New microchips will help locate the deer with previously unheard of precision and track it during the long winter nights”. When I switched on the television on Tuesday I could hardly believe my eyes. The rest of the world was watching scenes of riot police and pro-government youth activists attacking pro-democracy demonstrators in Moscow. The name of Triumphalnya Square, where the rally was taking place, was topping Twitter trends. But the main story on state-owned “Rossiya 24”, Russia’s only 24-hour TV channel, was the microchipping of polar deer. It was a testament to the way Russia’s leadership is handling the first real political crisis of the Putin era.
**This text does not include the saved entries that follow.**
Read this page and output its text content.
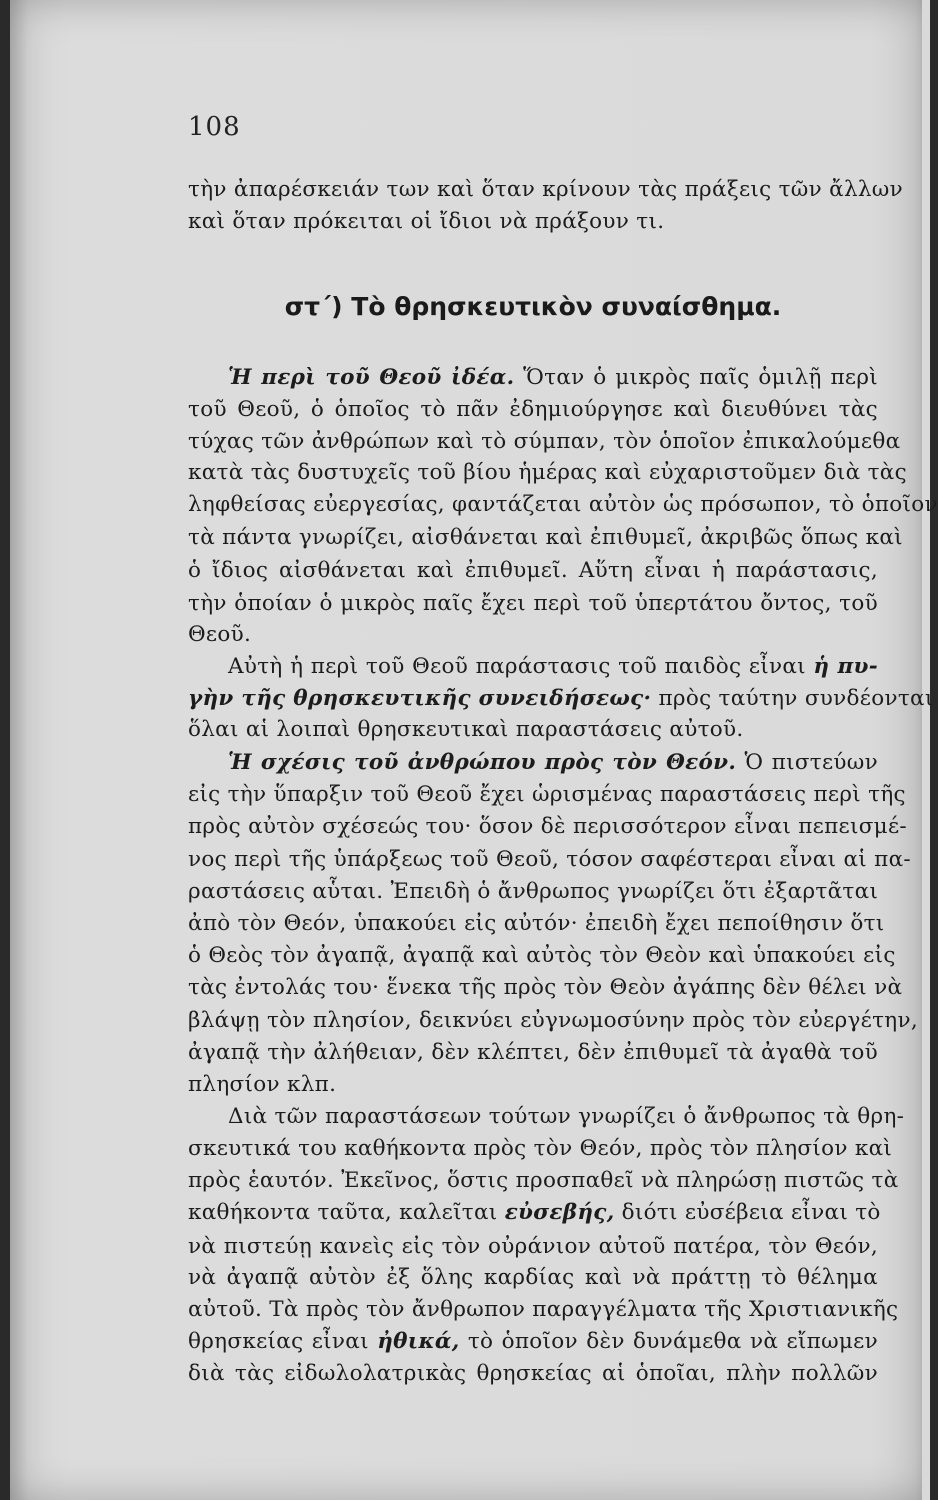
108
στ΄) Τὸ θρησκευτικὸν συναίσθημα.
τὴν ἀπαρέσκειάν των καὶ ὅταν κρίνουν τὰς πράξεις τῶν ἄλλων
καὶ ὅταν πρόκειται οἱ ἴδιοι νὰ πράξουν τι.
Ἡ περὶ τοῦ Θεοῦ ἰδέα. Ὅταν ὁ μικρὸς παῖς ὁμιλῇ περὶ
τοῦ Θεοῦ, ὁ ὁποῖος τὸ πᾶν ἐδημιούργησε καὶ διευθύνει τὰς
τύχας τῶν ἀνθρώπων καὶ τὸ σύμπαν, τὸν ὁποῖον ἐπικαλούμεθα
κατὰ τὰς δυστυχεῖς τοῦ βίου ἡμέρας καὶ εὐχαριστοῦμεν διὰ τὰς
ληφθείσας εὐεργεσίας, φαντάζεται αὐτὸν ὡς πρόσωπον, τὸ ὁποῖον
τὰ πάντα γνωρίζει, αἰσθάνεται καὶ ἐπιθυμεῖ, ἀκριβῶς ὅπως καὶ
ὁ ἴδιος αἰσθάνεται καὶ ἐπιθυμεῖ. Αὕτη εἶναι ἡ παράστασις,
τὴν ὁποίαν ὁ μικρὸς παῖς ἔχει περὶ τοῦ ὑπερτάτου ὄντος, τοῦ
Θεοῦ.
Αὐτὴ ἡ περὶ τοῦ Θεοῦ παράστασις τοῦ παιδὸς εἶναι ἡ πυ-
γὴν τῆς θρησκευτικῆς συνειδήσεως· πρὸς ταύτην συνδέονται
ὅλαι αἱ λοιπαὶ θρησκευτικαὶ παραστάσεις αὐτοῦ.
Ἡ σχέσις τοῦ ἀνθρώπου πρὸς τὸν Θεόν. Ὁ πιστεύων
εἰς τὴν ὕπαρξιν τοῦ Θεοῦ ἔχει ὡρισμένας παραστάσεις περὶ τῆς
πρὸς αὐτὸν σχέσεώς του· ὅσον δὲ περισσότερον εἶναι πεπεισμέ-
νος περὶ τῆς ὑπάρξεως τοῦ Θεοῦ, τόσον σαφέστεραι εἶναι αἱ πα-
ραστάσεις αὗται. Ἐπειδὴ ὁ ἄνθρωπος γνωρίζει ὅτι ἐξαρτᾶται
ἀπὸ τὸν Θεόν, ὑπακούει εἰς αὐτόν· ἐπειδὴ ἔχει πεποίθησιν ὅτι
ὁ Θεὸς τὸν ἀγαπᾷ, ἀγαπᾷ καὶ αὐτὸς τὸν Θεὸν καὶ ὑπακούει εἰς
τὰς ἐντολάς του· ἕνεκα τῆς πρὸς τὸν Θεὸν ἀγάπης δὲν θέλει νὰ
βλάψῃ τὸν πλησίον, δεικνύει εὐγνωμοσύνην πρὸς τὸν εὐεργέτην,
ἀγαπᾷ τὴν ἀλήθειαν, δὲν κλέπτει, δὲν ἐπιθυμεῖ τὰ ἀγαθὰ τοῦ
πλησίον κλπ.
Διὰ τῶν παραστάσεων τούτων γνωρίζει ὁ ἄνθρωπος τὰ θρη-
σκευτικά του καθήκοντα πρὸς τὸν Θεόν, πρὸς τὸν πλησίον καὶ
πρὸς ἑαυτόν. Ἐκεῖνος, ὅστις προσπαθεῖ νὰ πληρώσῃ πιστῶς τὰ
καθήκοντα ταῦτα, καλεῖται εὐσεβής, διότι εὐσέβεια εἶναι τὸ
νὰ πιστεύῃ κανεὶς εἰς τὸν οὐράνιον αὐτοῦ πατέρα, τὸν Θεόν,
νὰ ἀγαπᾷ αὐτὸν ἐξ ὅλης καρδίας καὶ νὰ πράττῃ τὸ θέλημα
αὐτοῦ. Τὰ πρὸς τὸν ἄνθρωπον παραγγέλματα τῆς Χριστιανικῆς
θρησκείας εἶναι ἠθικά, τὸ ὁποῖον δὲν δυνάμεθα νὰ εἴπωμεν
διὰ τὰς εἰδωλολατρικὰς θρησκείας αἱ ὁποῖαι, πλὴν πολλῶν
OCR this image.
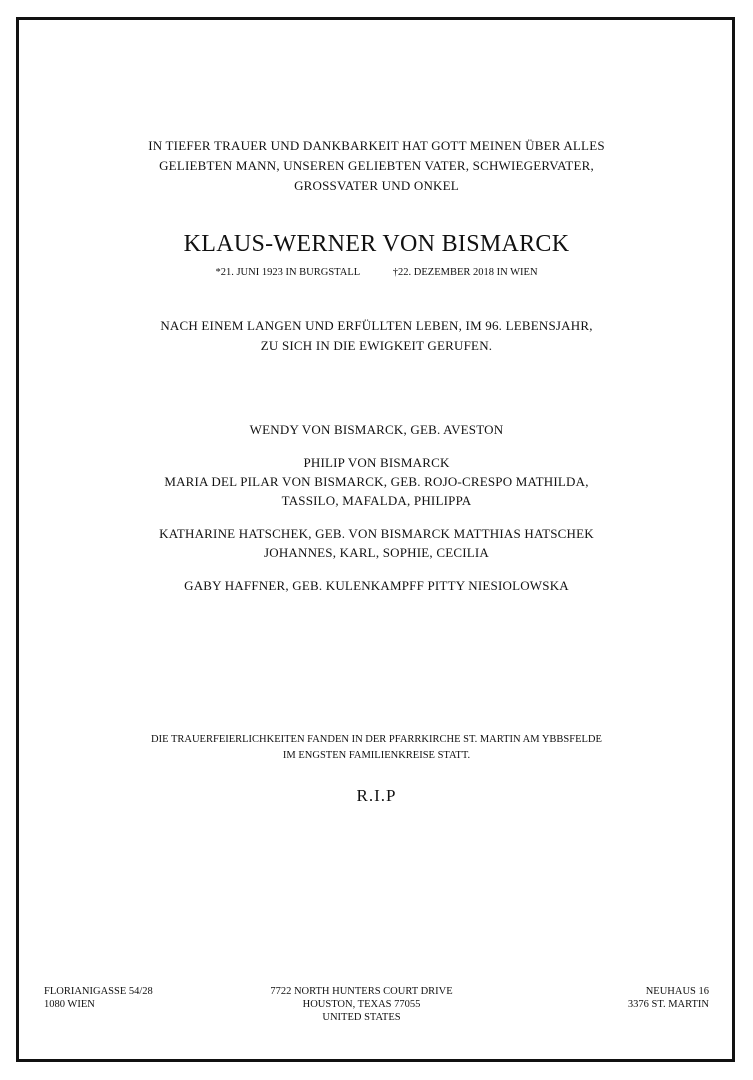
IN TIEFER TRAUER UND DANKBARKEIT HAT GOTT MEINEN ÜBER ALLES
GELIEBTEN MANN, UNSEREN GELIEBTEN VATER, SCHWIEGERVATER,
GROSSVATER UND ONKEL
KLAUS-WERNER VON BISMARCK
*21. JUNI 1923 IN BURGSTALL	†22. DEZEMBER 2018 IN WIEN
NACH EINEM LANGEN UND ERFÜLLTEN LEBEN, IM 96. LEBENSJAHR,
ZU SICH IN DIE EWIGKEIT GERUFEN.
WENDY VON BISMARCK, GEB. AVESTON
PHILIP VON BISMARCK
MARIA DEL PILAR VON BISMARCK, GEB. ROJO-CRESPO MATHILDA,
TASSILO, MAFALDA, PHILIPPA
KATHARINE HATSCHEK, GEB. VON BISMARCK MATTHIAS HATSCHEK
JOHANNES, KARL, SOPHIE, CECILIA
GABY HAFFNER, GEB. KULENKAMPFF PITTY NIESIOLOWSKA
DIE TRAUERFEIERLICHKEITEN FANDEN IN DER PFARRKIRCHE ST. MARTIN AM YBBSFELDE
IM ENGSTEN FAMILIENKREISE STATT.
R.I.P
FLORIANIGASSE 54/28
1080 WIEN
7722 NORTH HUNTERS COURT DRIVE
HOUSTON, TEXAS 77055
UNITED STATES
NEUHAUS 16
3376 ST. MARTIN
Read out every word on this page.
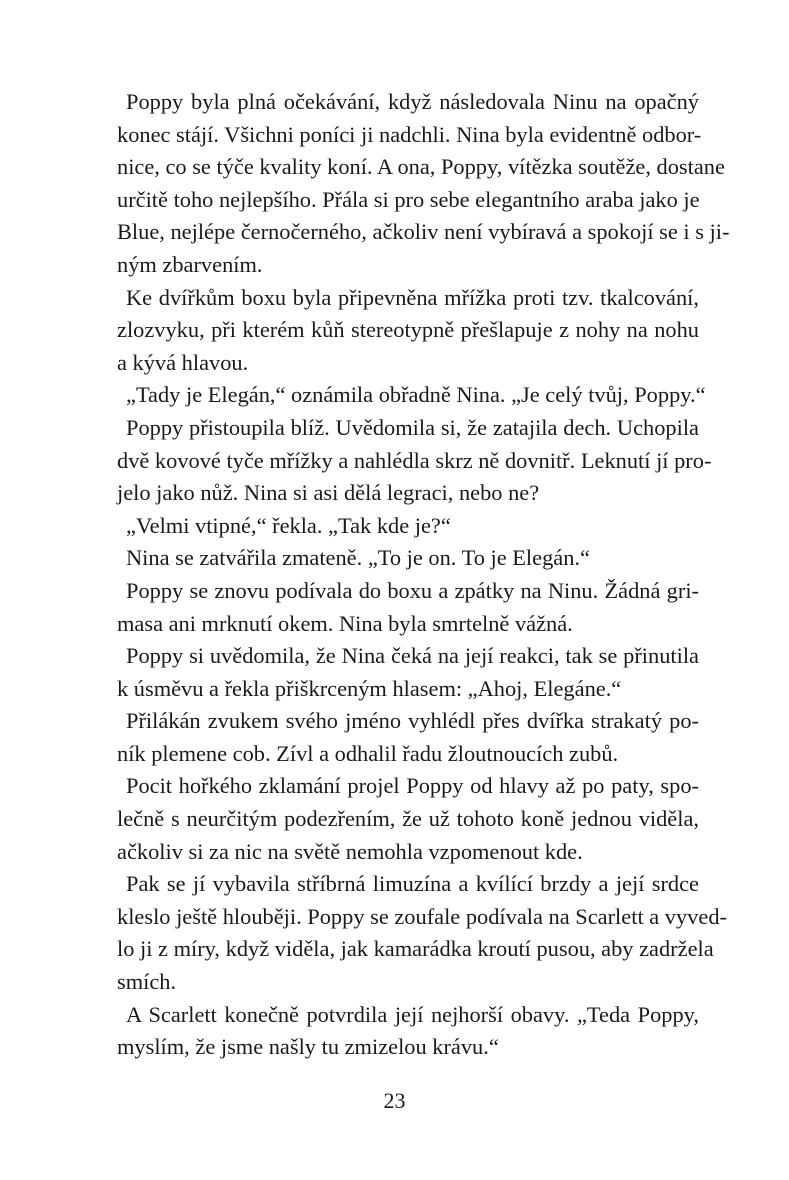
Poppy byla plná očekávání, když následovala Ninu na opačný
konec stájí. Všichni poníci ji nadchli. Nina byla evidentně odbor-
nice, co se týče kvality koní. A ona, Poppy, vítězka soutěže, dostane
určitě toho nejlepšího. Přála si pro sebe elegantního araba jako je
Blue, nejlépe černočerného, ačkoliv není vybíravá a spokojí se i s ji-
ným zbarvením.
Ke dvířkům boxu byla připevněna mřížka proti tzv. tkalcování,
zlozvyku, při kterém kůň stereotypně přešlapuje z nohy na nohu
a kývá hlavou.
„Tady je Elegán,“ oznámila obřadně Nina. „Je celý tvůj, Poppy.“
Poppy přistoupila blíž. Uvědomila si, že zatajila dech. Uchopila
dvě kovové tyče mřížky a nahlédla skrz ně dovnitř. Leknutí jí pro-
jelo jako nůž. Nina si asi dělá legraci, nebo ne?
„Velmi vtipné,“ řekla. „Tak kde je?“
Nina se zatvářila zmateně. „To je on. To je Elegán.“
Poppy se znovu podívala do boxu a zpátky na Ninu. Žádná gri-
masa ani mrknutí okem. Nina byla smrtelně vážná.
Poppy si uvědomila, že Nina čeká na její reakci, tak se přinutila
k úsměvu a řekla přiškrceným hlasem: „Ahoj, Elegáne.“
Přilákán zvukem svého jméno vyhlédl přes dvířka strakatý po-
ník plemene cob. Zívl a odhalil řadu žloutnoucích zubů.
Pocit hořkého zklamání projel Poppy od hlavy až po paty, spo-
lečně s neurčitým podezřením, že už tohoto koně jednou viděla,
ačkoliv si za nic na světě nemohla vzpomenout kde.
Pak se jí vybavila stříbrná limuzína a kvílící brzdy a její srdce
kleslo ještě hlouběji. Poppy se zoufale podívala na Scarlett a vyved-
lo ji z míry, když viděla, jak kamarádka kroutí pusou, aby zadržela
smích.
A Scarlett konečně potvrdila její nejhorší obavy. „Teda Poppy,
myslím, že jsme našly tu zmizelou krávu.“
23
Clumsy attempts to deny or hush up unpleasant reality, veiled threats mixed with vague promises of concessions, diatribes against perceived foreign interference – it all recalls Milosevic’s Belgrade in 2000. The question on everyone’s mind is: “Are we seeing the ‘Russian Spring’ arriving, against all odds, in winter?” My answer is: yes – but it might well have a pattern different from the Arab revolutions. I expect it to be more of a tug of war than a blitz.
Vladimir Putin still has formidable financial resources, and the police has not yet hesitated to tackle the protesters roughly. The opposition is still split between the so-called “systemic” parties, to be represented in parliament, and the “non-systemic” groupings that are driving the street protests. The population, though increasingly restless, wants the system to improve, not another revolution. All this favours the Kremlin. However, other factors are eroding the regime’s ability to respond to the situation coherently.